<regex>: Perform simplified stack unwinding for lookahead assertions when the asserted pattern matches by muellerj2 · Pull Request #5835 · microsoft/STL (original) (raw)

This implements simplified backtracking for the case when the pattern of a lookahead assertion matches. It's kind of the equivalent of #5828 for lookahead assertions, though it's more complicated while being much less practically relevant. But I need this for the next PRs that will greatly reduce the number of allocations the matcher performs.

When the pattern in a lookahead assertion matches, we know that the lookahead assertion as a whole succeeded or failed.
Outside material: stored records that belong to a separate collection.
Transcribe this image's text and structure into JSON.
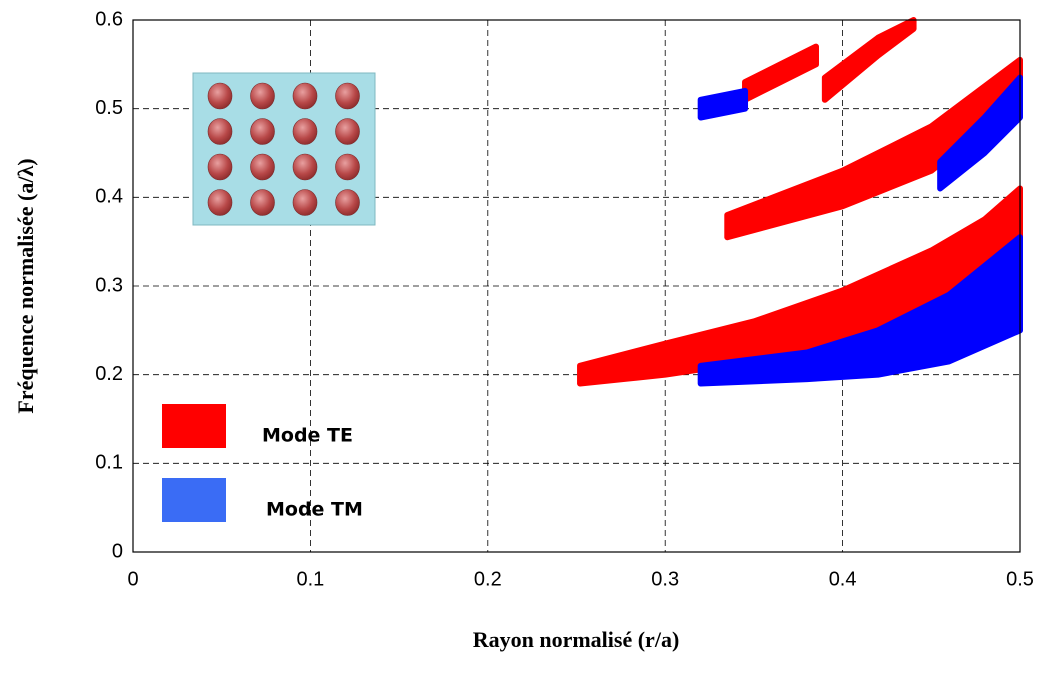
{
  "chart_data": {
    "type": "gap-map",
    "xlabel": "Rayon normalisé  (r/a)",
    "ylabel": "Fréquence normalisée (a/λ)",
    "xlim": [
      0,
      0.5
    ],
    "ylim": [
      0,
      0.6
    ],
    "xticks": [
      0,
      0.1,
      0.2,
      0.3,
      0.4,
      0.5
    ],
    "yticks": [
      0,
      0.1,
      0.2,
      0.3,
      0.4,
      0.5,
      0.6
    ],
    "grid": true,
    "legend": "lower-left",
    "series": [
      {
        "name": "Mode TE",
        "color": "#ff0000",
        "gaps": [
          {
            "x": [
              0.252,
              0.3,
              0.35,
              0.4,
              0.45,
              0.48,
              0.5
            ],
            "lower": [
              0.19,
              0.2,
              0.215,
              0.235,
              0.265,
              0.3,
              0.355
            ],
            "upper": [
              0.21,
              0.235,
              0.26,
              0.295,
              0.34,
              0.375,
              0.41
            ]
          },
          {
            "x": [
              0.335,
              0.4,
              0.45,
              0.5
            ],
            "lower": [
              0.355,
              0.39,
              0.43,
              0.51
            ],
            "upper": [
              0.38,
              0.43,
              0.48,
              0.555
            ]
          },
          {
            "x": [
              0.345,
              0.365,
              0.385
            ],
            "lower": [
              0.51,
              0.53,
              0.55
            ],
            "upper": [
              0.53,
              0.55,
              0.57
            ]
          },
          {
            "x": [
              0.39,
              0.42,
              0.44
            ],
            "lower": [
              0.51,
              0.56,
              0.59
            ],
            "upper": [
              0.535,
              0.58,
              0.6
            ]
          }
        ]
      },
      {
        "name": "Mode TM",
        "color": "#0000ff",
        "gaps": [
          {
            "x": [
              0.32,
              0.38,
              0.42,
              0.46,
              0.5
            ],
            "lower": [
              0.19,
              0.195,
              0.2,
              0.215,
              0.25
            ],
            "upper": [
              0.21,
              0.225,
              0.25,
              0.29,
              0.355
            ]
          },
          {
            "x": [
              0.455,
              0.48,
              0.5
            ],
            "lower": [
              0.41,
              0.45,
              0.49
            ],
            "upper": [
              0.44,
              0.49,
              0.535
            ]
          },
          {
            "x": [
              0.32,
              0.345
            ],
            "lower": [
              0.49,
              0.5
            ],
            "upper": [
              0.51,
              0.52
            ]
          }
        ]
      }
    ]
  }
}
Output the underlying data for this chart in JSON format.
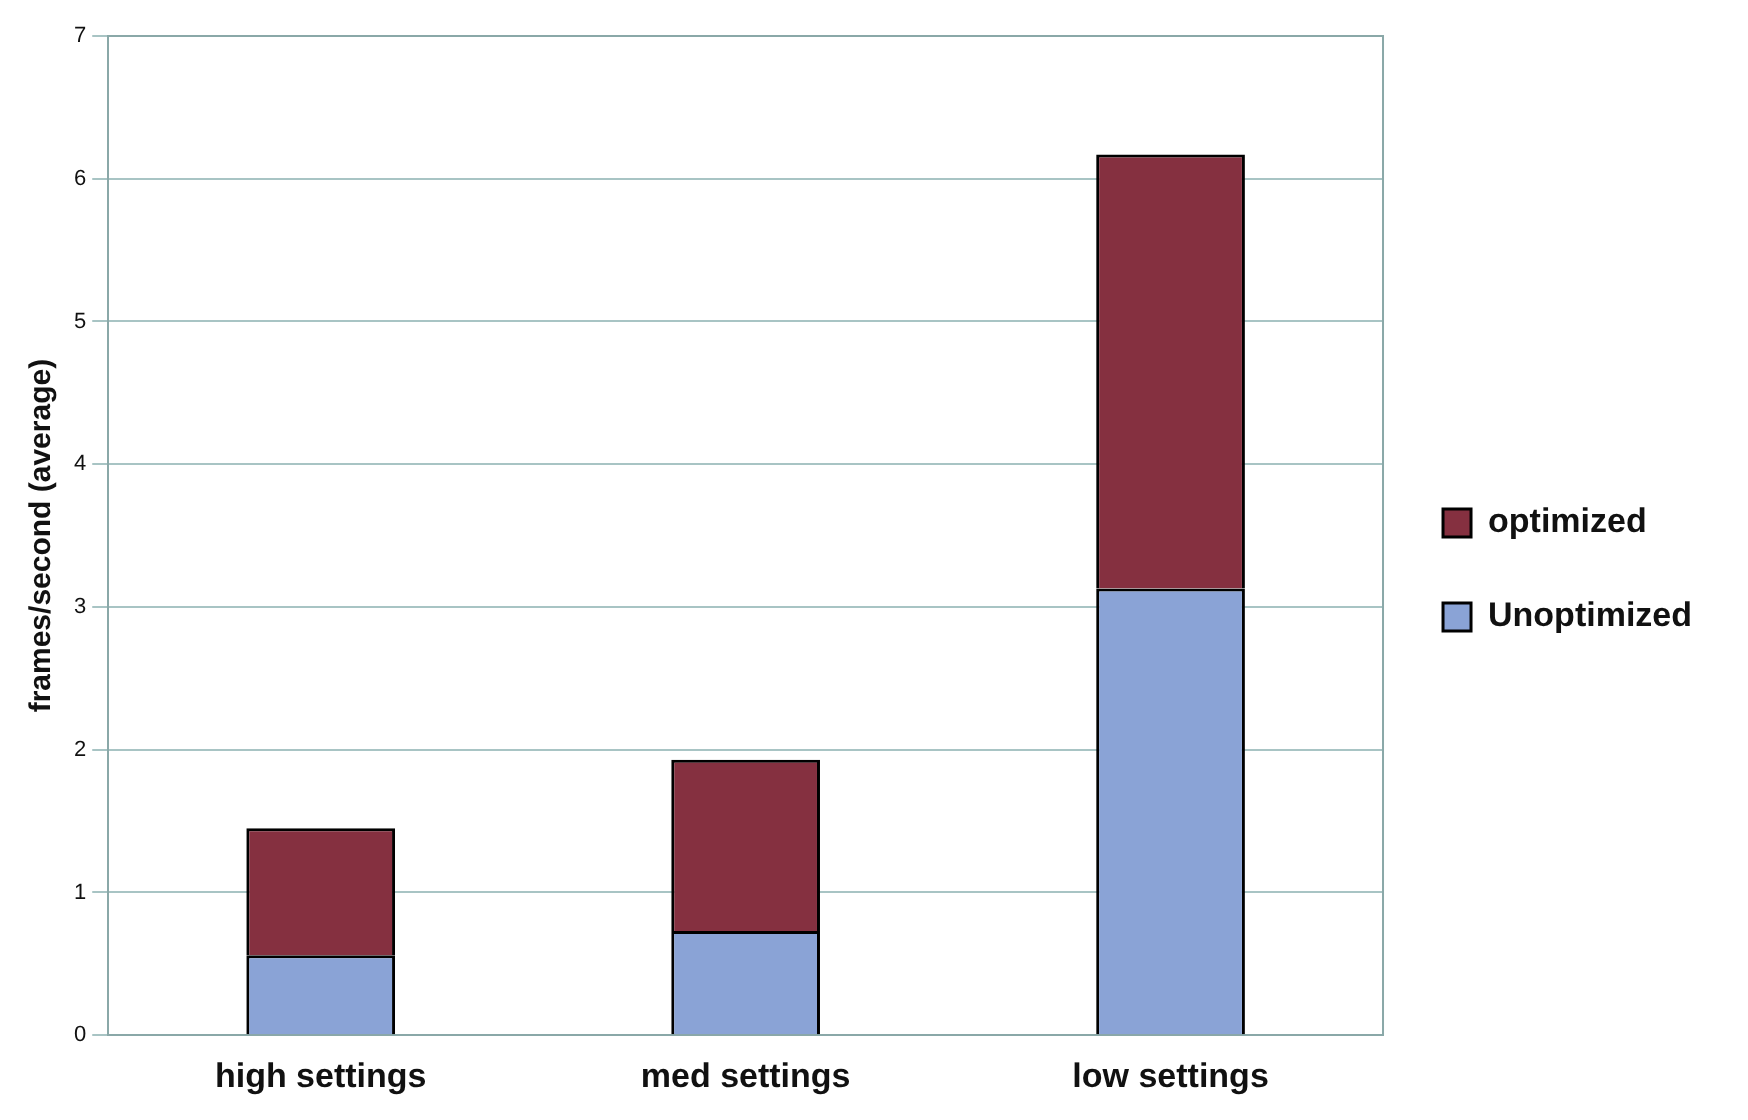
{
  "chart_data": {
    "type": "bar",
    "ylabel": "frames/second (average)",
    "categories": [
      "high settings",
      "med settings",
      "low settings"
    ],
    "series": [
      {
        "name": "Unoptimized",
        "color": "#8aa3d6",
        "values": [
          0.56,
          0.73,
          3.13
        ]
      },
      {
        "name": "optimized",
        "color": "#853040",
        "values": [
          0.89,
          1.2,
          3.04
        ]
      }
    ],
    "stacked": true,
    "ylim": [
      0,
      7
    ],
    "yticks": [
      0,
      1,
      2,
      3,
      4,
      5,
      6,
      7
    ],
    "grid": "y",
    "legend": "right"
  }
}
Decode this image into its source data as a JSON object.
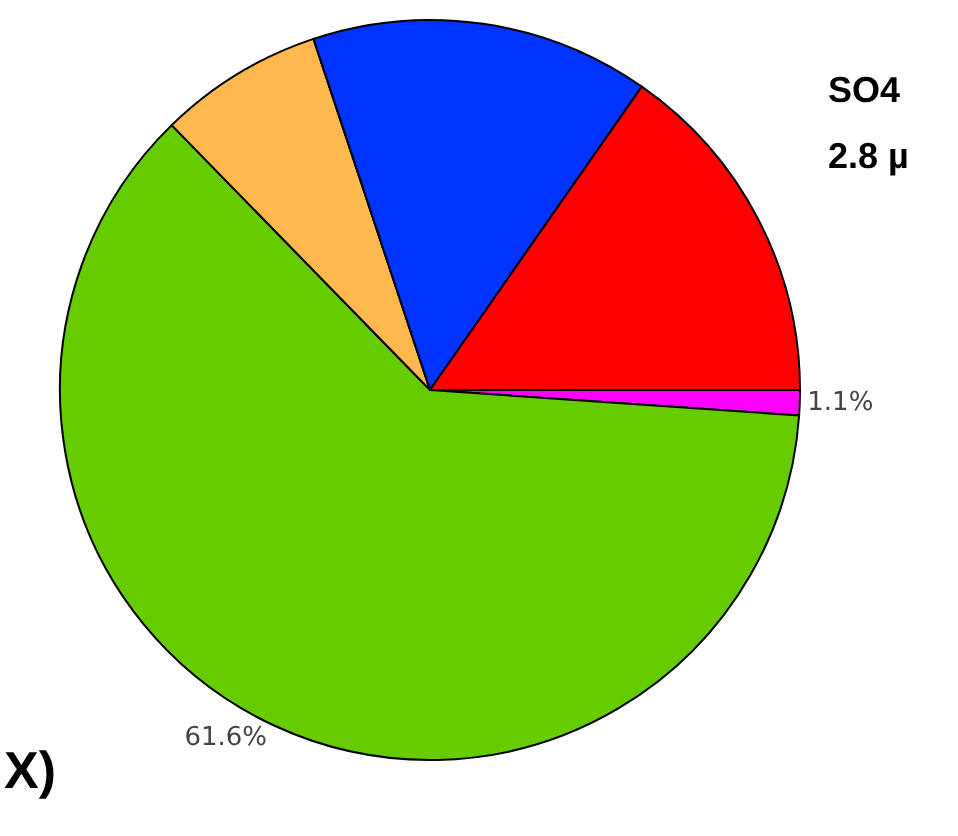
{
  "chart_data": {
    "type": "pie",
    "categories": [
      null,
      null,
      null,
      null,
      null
    ],
    "values": [
      1.1,
      61.6,
      7.2,
      14.8,
      15.3
    ],
    "colors": [
      "#ff00ff",
      "#66cc00",
      "#ffb84d",
      "#0033ff",
      "#ff0000"
    ],
    "value_labels": [
      "1.1%",
      "61.6%",
      null,
      null,
      null
    ],
    "annotations": [
      "SO4",
      "2.8 µ",
      "X)"
    ]
  }
}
We can then mostly skip the stack unwinding up until the stack frame that was pushed at the start of the lookahead assertion, except for the effects these stack frames have on the stack counter, because no stack unwinding opcode translates does any other work when a pattern matched in ECMAScript mode (and ECMAScript is the only regex grammar that supports lookahead assertions). Much of of the work at the end of a lookahead assertion is now also handled when processing the _N_end_assert node and no longer when processing the unwinding opcodes _After_assert and _After_neg_assert.

You might notice that we could actually avoid the new loop in _N_end_assert if we kept track of the stack usage counts and the positions of the _After_assert and _After_neg_assert stack frames. But I will have to add a variant of this loop in the PR after the next one anyway, so it doesn't seem worth it to spend much effort on avoiding this loop.